SFMTA’s Traffic Calming Program Overwhelmed By Demand for Safer Streets

Demand for traffic calming improvements like these outstrips funding by a factor of five to one. Image: SFMTA
The demand for projects to calm motor traffic and improve safety on San Francisco streets is far greater than the SFMTA can currently handle.
The agency says its Traffic Calming program lacks the staff and funding needed to address the overwhelming number of neighborhood requests for safer streets. As a result, many residents are left waiting a decade or longer for improvements that are proven to save lives and prevent injuries.
“We feel like there’s been such a latent demand — or current demand, even — for traffic calming that, given various limited resources, these requests are piling up,” SFMTA Livable Streets Senior Engineer Mike Sallaberry told the SF County Transportation Authority (SFCTA) Plans and Programs Committee last week, which approved funding for program staff to revise its five-year project prioritization plan.

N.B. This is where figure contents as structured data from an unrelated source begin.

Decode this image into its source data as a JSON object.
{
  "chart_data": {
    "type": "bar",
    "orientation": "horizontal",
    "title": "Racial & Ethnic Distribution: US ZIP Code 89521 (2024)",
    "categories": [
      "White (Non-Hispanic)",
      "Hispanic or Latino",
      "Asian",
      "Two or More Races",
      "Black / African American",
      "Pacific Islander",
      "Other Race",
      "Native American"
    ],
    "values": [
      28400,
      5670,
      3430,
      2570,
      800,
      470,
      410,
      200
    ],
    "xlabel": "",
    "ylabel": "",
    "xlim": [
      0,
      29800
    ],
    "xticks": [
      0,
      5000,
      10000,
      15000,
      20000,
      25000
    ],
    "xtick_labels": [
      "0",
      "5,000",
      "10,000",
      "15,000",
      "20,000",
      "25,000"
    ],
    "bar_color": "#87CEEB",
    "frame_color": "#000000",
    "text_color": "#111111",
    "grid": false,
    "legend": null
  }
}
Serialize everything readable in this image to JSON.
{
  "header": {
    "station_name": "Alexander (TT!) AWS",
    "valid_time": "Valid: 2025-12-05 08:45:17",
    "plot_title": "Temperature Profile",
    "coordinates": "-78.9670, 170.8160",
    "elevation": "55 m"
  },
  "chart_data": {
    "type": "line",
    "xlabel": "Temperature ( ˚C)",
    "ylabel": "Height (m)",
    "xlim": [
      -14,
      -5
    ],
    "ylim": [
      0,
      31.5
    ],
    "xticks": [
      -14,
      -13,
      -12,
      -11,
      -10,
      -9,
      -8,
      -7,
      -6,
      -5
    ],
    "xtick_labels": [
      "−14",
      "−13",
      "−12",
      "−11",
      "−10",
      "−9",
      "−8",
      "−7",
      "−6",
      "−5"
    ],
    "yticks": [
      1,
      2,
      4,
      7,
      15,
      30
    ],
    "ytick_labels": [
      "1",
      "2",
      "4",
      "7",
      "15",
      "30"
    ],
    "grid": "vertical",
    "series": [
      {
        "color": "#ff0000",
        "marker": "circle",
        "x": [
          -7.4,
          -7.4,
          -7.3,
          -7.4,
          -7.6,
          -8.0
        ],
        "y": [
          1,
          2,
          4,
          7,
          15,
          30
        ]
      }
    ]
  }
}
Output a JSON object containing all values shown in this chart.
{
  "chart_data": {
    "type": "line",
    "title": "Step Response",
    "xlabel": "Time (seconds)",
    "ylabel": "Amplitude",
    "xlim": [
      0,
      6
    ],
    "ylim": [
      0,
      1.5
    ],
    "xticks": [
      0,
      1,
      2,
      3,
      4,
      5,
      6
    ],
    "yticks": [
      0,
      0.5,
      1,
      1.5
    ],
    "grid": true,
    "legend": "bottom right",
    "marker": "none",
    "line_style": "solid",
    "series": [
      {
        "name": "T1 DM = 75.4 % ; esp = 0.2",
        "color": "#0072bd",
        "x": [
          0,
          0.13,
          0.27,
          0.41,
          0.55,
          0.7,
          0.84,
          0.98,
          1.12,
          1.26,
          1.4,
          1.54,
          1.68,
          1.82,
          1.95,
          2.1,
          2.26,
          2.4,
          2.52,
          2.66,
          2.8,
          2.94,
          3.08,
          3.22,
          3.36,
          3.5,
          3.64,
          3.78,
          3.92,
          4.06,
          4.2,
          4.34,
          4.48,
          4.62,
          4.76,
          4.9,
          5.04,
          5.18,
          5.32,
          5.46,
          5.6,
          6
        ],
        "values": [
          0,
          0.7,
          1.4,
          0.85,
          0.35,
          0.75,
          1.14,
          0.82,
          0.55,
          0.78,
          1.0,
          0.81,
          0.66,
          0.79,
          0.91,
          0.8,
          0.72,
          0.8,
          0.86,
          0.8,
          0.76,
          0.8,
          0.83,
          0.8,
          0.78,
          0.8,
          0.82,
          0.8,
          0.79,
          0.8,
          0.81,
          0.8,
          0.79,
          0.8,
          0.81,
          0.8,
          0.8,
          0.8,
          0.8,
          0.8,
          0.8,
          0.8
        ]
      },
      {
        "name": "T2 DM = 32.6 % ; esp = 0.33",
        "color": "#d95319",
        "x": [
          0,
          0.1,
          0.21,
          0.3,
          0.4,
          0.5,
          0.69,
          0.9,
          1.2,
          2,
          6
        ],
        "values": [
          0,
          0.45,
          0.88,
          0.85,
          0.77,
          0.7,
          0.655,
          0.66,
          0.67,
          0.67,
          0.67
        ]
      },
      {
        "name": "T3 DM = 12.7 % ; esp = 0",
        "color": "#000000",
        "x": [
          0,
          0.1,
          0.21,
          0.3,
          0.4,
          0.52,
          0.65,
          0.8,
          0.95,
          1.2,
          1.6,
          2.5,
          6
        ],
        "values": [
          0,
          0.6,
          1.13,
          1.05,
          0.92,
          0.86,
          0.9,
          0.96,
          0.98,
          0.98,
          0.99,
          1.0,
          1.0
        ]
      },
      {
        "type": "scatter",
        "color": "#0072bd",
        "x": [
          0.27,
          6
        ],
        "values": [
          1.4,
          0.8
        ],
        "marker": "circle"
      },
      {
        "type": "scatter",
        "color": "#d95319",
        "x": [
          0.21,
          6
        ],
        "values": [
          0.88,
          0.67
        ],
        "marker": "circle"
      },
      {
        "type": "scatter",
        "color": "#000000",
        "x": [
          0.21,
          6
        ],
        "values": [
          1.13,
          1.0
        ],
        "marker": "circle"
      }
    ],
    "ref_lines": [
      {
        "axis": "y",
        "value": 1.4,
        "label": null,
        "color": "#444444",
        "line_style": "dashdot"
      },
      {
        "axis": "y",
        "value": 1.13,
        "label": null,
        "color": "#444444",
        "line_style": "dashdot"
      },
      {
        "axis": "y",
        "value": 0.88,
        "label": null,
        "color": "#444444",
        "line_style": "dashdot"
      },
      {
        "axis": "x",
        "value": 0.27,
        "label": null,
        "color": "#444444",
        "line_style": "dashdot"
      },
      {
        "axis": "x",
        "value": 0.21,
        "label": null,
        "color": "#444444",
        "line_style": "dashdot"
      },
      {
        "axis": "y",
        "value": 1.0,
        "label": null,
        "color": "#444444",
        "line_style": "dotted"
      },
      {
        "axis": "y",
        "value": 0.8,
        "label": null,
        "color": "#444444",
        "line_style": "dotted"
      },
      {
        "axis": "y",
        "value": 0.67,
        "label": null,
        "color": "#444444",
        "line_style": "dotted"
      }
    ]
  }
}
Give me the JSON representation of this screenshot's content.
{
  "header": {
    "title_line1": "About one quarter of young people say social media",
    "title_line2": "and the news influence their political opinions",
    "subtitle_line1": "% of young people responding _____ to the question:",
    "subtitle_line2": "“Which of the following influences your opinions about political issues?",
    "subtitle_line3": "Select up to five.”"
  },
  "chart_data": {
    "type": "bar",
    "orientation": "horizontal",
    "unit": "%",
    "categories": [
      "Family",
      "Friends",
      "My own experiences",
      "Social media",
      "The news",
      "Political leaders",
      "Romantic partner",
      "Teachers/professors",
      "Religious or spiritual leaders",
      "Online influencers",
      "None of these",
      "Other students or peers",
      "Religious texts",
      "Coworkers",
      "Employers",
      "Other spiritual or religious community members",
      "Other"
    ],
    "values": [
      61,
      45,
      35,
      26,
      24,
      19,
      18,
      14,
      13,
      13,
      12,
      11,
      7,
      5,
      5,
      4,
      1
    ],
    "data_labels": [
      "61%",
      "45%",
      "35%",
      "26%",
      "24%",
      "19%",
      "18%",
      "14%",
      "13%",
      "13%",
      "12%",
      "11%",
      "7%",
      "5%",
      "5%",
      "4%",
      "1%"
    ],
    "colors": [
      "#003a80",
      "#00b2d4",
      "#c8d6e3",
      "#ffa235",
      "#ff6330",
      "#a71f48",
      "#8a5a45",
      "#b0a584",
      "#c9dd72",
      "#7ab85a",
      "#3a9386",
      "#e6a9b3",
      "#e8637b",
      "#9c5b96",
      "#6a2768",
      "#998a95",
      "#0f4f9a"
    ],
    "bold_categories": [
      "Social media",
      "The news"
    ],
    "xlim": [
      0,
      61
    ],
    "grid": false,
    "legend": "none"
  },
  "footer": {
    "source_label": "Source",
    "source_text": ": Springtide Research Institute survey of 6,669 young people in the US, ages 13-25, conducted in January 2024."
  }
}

According to Sallaberry’s presentation [PDF], the SFMTA receives an average of six to eight applications for traffic calming improvements every month, adding up to more than 500 since the agency began accepting them in 2001. By the time the SFMTA started implementing projects in 2005, staff already had over 135 approved applications in the pipeline.
The SFMTA has put its application process on hold until later this year as it determines which projects to prioritize over the next five years. The backlog of projects for that time frame would require an estimated $64.7 million to implement, $27 million of which have been planned (or are being planned). But only $12.4 million will be available to build out the projects, according to projections presented [PDF] to the SFMTA Board of Directors this week by Chief Financial Officer Sonali Bose. The funding comes from various grants and the city’s Prop K sales tax revenue, which is allocated by the SFCTA to transportation projects citywide.